Segundo os últimos dados publicados pelo Conselho Nacional de Procriação Medicamente Assistida, em 2012, realizaram-se mais de 400 tratamentos em Portugal com recurso a doação de ovócitos.

CRITÉRIO DE SELECÇÃO

O papel, a importância e os direitos das dadoras têm sido sempre considerados ao longo do tempo, pela aplicação de regras rigorosas, segundo os padrões europeus mais recentes, permitindo que se verifique um aumento da colaboração das mulheres que doam, melhorando o contributo que é prestado aos casais recetores.

As dadoras procuram habitualmente uma clínica de fertilidade para doar ou saber como se realiza o processo de doação em si. Qualquer mulher saudável e abaixo dos 35 anos pode candidatar-se à doação, mas só uma parte o pode ser, depois de efetuada uma avaliação psicológica cuidada, seguida de consulta médica e exames auxiliares rigorosos, nomeadamente imagiológicos, analíticos e genéticos. Não são aceites para doação mulheres com menos de 18 anos nem acima dos 35 anos, podendo cada uma realizar até três doações.

Na realização de um ciclo “a fresco”, a dadora e a recetora realizam os seus tratamentos em simultâneo, até à colheita dos óvulos para fertilizar. Recentemente, tem-se optado também pelo uso de óvulos criopreservados, oriundos de bancos de óvulos, pela crescente procura desta solução terapêutica. Isto tem sido possível graças aos grandes avanços a que assistimos nas técnicas de criopreservação, obtendo-se taxas de sobrevivência dos óvulos no “descongelamento” e taxas de gravidez muito próximas das existentes nos tratamentos “a fresco”.

AUSÊNCIA DE APOIOS

Apesar dos avanços promissores que se têm verificado nestas áreas e da possibilidade de resolver situações que, há relativamente poucos anos, eram vistas como uma impossibilidade total e definitiva de ter filhos, verifica-se a ausência de apoios que abram portas a mais casais que necessitam destes tratamentos. E, por mais estranho que possa parecer, não existe qualquer comparticipação do Estado para que os mesmos possam realizar-se em centros privados, em regime de “encaminhamento”. Seguindo o mesmo raciocínio, não existem em Portugal seguradoras que considerem a infertilidade como uma doença, retirando estes tratamentos dos sistemas de compensação. Assim, muitos casais motivados para ter um ou mais filhos são impedidos de o tentar.

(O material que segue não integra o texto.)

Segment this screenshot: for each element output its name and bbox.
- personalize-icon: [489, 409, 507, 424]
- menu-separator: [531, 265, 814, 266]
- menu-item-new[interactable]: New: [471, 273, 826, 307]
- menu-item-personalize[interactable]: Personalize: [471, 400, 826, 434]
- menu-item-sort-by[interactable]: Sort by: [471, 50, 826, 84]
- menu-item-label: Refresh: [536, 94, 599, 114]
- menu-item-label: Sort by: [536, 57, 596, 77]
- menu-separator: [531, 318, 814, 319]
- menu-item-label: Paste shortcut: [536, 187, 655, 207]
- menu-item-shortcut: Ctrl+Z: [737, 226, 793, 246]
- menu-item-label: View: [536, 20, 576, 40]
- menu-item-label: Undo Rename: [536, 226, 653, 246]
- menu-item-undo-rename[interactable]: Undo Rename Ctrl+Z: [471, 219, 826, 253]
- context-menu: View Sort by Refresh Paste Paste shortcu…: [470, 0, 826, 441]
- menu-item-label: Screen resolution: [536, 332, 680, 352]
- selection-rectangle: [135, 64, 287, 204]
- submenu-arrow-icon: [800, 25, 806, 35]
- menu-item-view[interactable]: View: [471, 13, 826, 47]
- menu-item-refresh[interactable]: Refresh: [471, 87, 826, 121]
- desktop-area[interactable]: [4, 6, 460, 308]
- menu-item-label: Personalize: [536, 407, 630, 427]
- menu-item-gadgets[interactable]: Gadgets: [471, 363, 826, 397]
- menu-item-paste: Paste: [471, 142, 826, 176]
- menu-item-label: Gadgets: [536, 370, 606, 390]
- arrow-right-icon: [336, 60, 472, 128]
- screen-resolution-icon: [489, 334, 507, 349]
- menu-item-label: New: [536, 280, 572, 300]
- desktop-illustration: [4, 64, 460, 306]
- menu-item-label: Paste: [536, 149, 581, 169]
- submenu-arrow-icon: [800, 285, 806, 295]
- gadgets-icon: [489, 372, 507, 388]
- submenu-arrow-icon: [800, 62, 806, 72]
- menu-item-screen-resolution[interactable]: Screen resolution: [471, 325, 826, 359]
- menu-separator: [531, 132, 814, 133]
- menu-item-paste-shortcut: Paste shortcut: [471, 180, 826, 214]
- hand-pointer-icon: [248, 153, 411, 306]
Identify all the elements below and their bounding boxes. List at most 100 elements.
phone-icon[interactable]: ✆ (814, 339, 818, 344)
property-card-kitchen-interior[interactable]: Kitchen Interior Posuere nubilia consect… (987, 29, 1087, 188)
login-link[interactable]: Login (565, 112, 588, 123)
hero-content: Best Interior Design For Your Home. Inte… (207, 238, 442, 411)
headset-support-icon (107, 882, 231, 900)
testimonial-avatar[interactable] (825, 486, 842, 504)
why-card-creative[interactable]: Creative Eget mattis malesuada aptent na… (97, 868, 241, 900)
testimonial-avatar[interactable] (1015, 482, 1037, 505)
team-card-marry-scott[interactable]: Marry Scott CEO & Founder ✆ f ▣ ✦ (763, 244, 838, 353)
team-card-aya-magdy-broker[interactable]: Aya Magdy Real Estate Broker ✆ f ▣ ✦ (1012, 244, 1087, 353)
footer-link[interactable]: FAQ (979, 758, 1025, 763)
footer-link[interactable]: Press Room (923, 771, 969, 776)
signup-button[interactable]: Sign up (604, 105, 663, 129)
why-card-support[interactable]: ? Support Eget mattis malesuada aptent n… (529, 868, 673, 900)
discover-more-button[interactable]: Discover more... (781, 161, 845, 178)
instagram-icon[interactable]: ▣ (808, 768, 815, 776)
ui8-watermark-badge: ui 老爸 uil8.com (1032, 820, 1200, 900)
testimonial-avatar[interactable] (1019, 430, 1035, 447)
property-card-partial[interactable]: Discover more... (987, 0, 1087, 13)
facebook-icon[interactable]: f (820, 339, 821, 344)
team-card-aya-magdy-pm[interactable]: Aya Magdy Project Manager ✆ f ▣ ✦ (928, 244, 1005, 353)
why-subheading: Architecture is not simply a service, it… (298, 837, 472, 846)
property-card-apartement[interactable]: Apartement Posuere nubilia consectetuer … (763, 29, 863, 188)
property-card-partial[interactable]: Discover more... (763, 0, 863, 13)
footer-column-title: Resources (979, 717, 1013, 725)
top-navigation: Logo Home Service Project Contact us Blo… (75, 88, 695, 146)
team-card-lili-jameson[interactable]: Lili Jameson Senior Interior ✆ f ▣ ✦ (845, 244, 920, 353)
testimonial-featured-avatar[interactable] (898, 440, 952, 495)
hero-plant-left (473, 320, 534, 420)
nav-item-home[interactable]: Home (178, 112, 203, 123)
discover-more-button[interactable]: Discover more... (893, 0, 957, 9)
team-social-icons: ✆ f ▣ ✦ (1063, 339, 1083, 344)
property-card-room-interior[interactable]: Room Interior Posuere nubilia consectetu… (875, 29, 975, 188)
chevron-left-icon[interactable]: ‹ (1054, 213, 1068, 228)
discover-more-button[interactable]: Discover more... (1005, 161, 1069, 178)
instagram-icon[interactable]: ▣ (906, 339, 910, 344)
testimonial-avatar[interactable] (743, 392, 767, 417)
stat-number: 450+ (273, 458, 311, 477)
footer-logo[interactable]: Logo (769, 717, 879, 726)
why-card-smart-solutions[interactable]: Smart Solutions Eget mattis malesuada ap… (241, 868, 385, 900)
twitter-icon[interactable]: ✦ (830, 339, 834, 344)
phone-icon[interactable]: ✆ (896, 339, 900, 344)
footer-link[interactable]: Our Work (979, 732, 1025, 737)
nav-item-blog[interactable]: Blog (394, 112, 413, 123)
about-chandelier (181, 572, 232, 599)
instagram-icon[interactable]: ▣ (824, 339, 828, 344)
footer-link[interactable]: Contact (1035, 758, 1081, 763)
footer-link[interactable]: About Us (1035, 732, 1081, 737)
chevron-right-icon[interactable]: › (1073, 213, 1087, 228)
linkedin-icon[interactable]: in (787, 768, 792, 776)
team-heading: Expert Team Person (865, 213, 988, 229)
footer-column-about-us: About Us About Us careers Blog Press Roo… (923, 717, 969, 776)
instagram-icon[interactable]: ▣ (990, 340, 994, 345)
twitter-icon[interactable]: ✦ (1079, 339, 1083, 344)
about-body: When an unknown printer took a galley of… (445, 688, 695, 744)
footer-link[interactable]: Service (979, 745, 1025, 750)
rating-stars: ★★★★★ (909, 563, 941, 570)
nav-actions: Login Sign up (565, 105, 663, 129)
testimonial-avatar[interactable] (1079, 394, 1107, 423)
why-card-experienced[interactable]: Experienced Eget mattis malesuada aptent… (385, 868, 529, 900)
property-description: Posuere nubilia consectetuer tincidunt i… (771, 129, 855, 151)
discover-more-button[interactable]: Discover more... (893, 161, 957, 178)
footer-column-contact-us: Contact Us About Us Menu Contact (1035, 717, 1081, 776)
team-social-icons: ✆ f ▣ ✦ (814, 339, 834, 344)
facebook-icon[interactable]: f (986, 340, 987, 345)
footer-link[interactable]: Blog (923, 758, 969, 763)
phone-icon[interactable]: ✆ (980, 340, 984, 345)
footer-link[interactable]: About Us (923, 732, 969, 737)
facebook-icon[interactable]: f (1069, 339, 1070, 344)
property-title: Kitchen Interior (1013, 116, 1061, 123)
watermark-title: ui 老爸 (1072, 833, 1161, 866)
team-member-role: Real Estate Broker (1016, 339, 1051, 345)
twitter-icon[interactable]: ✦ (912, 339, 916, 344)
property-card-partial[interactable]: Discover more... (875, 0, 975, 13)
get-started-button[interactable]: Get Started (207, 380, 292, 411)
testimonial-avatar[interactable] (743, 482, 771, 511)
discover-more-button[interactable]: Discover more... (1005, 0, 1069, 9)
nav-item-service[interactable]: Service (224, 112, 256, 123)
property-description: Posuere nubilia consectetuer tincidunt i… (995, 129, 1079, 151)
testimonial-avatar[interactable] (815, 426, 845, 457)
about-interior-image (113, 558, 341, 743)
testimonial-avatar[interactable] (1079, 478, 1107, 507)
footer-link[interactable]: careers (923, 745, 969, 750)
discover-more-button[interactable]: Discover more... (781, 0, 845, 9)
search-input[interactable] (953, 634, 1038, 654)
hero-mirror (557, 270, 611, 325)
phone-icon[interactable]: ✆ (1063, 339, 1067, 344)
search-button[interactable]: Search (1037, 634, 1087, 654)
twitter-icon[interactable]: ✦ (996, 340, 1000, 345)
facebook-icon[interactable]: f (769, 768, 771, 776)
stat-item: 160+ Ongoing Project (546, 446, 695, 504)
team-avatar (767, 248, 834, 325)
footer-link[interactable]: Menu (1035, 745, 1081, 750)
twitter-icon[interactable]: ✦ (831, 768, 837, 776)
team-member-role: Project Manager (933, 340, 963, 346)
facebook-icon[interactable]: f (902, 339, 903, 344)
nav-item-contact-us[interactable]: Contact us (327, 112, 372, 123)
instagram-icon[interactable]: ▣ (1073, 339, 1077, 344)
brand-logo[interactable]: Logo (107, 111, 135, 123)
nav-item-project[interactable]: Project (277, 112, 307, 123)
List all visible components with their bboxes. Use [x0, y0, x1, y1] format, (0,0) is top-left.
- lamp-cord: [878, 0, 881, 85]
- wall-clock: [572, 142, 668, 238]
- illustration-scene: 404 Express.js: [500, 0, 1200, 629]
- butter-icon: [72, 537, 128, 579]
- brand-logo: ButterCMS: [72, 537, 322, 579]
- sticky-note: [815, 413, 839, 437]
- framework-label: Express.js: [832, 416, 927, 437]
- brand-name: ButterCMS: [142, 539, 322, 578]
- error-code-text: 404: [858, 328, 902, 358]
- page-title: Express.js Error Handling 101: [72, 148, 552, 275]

Resta-nos deixar alguns alertas no sentido de inverter esta tendência social, chamando a atenção para aspetos como: a importância do rastreio ginecológico periódico da mulher e da fertilidade do casal; a importância da idade da mulher no que respeita ao timing em que decide ter o primeiro filho; e ainda a importância do tempo passado em tentativas para conseguir uma gravidez.

INTERVIR A TEMPO

Na prática, acima dos 35 anos, é aceitável recorrer a um médico especialista para uma investigação específica da fertilidade, quando o tempo decorrido em tentativas para conseguir uma gravidez ultrapasse os 6 a 7 meses, com uma atividade sexual conjugal regular. Muitos destes casos podem ser triados a tempo de agir, sem a necessidade de recorrer a medidas extremas, como o recurso à doação.

Para além da idade da mulher, a capacidade para ter um filho depende também da boa saúde física e psicológica da mulher e do homem, da viabilidade do útero e da restante saúde ginecológica. Estas são características fundamentais para os casais obterem a tão desejada gravidez e garantirem a saúde dos seus filhos.

Felizmente, com o avanço da Medicina, é possível ajudar a maioria dos casais a concretizar o sonho das suas vidas, para além de contribuírem para o aumento da natalidade em Portugal.

É possível que, num futuro próximo, os tratamentos de fertilidade possam ser alargados a mulheres solteiras e casais de mulheres, sendo que a sociedade necessita de refletir sobre as condições necessárias para garantir a saúde e bem-estar físico e psicológico das famílias e das crianças.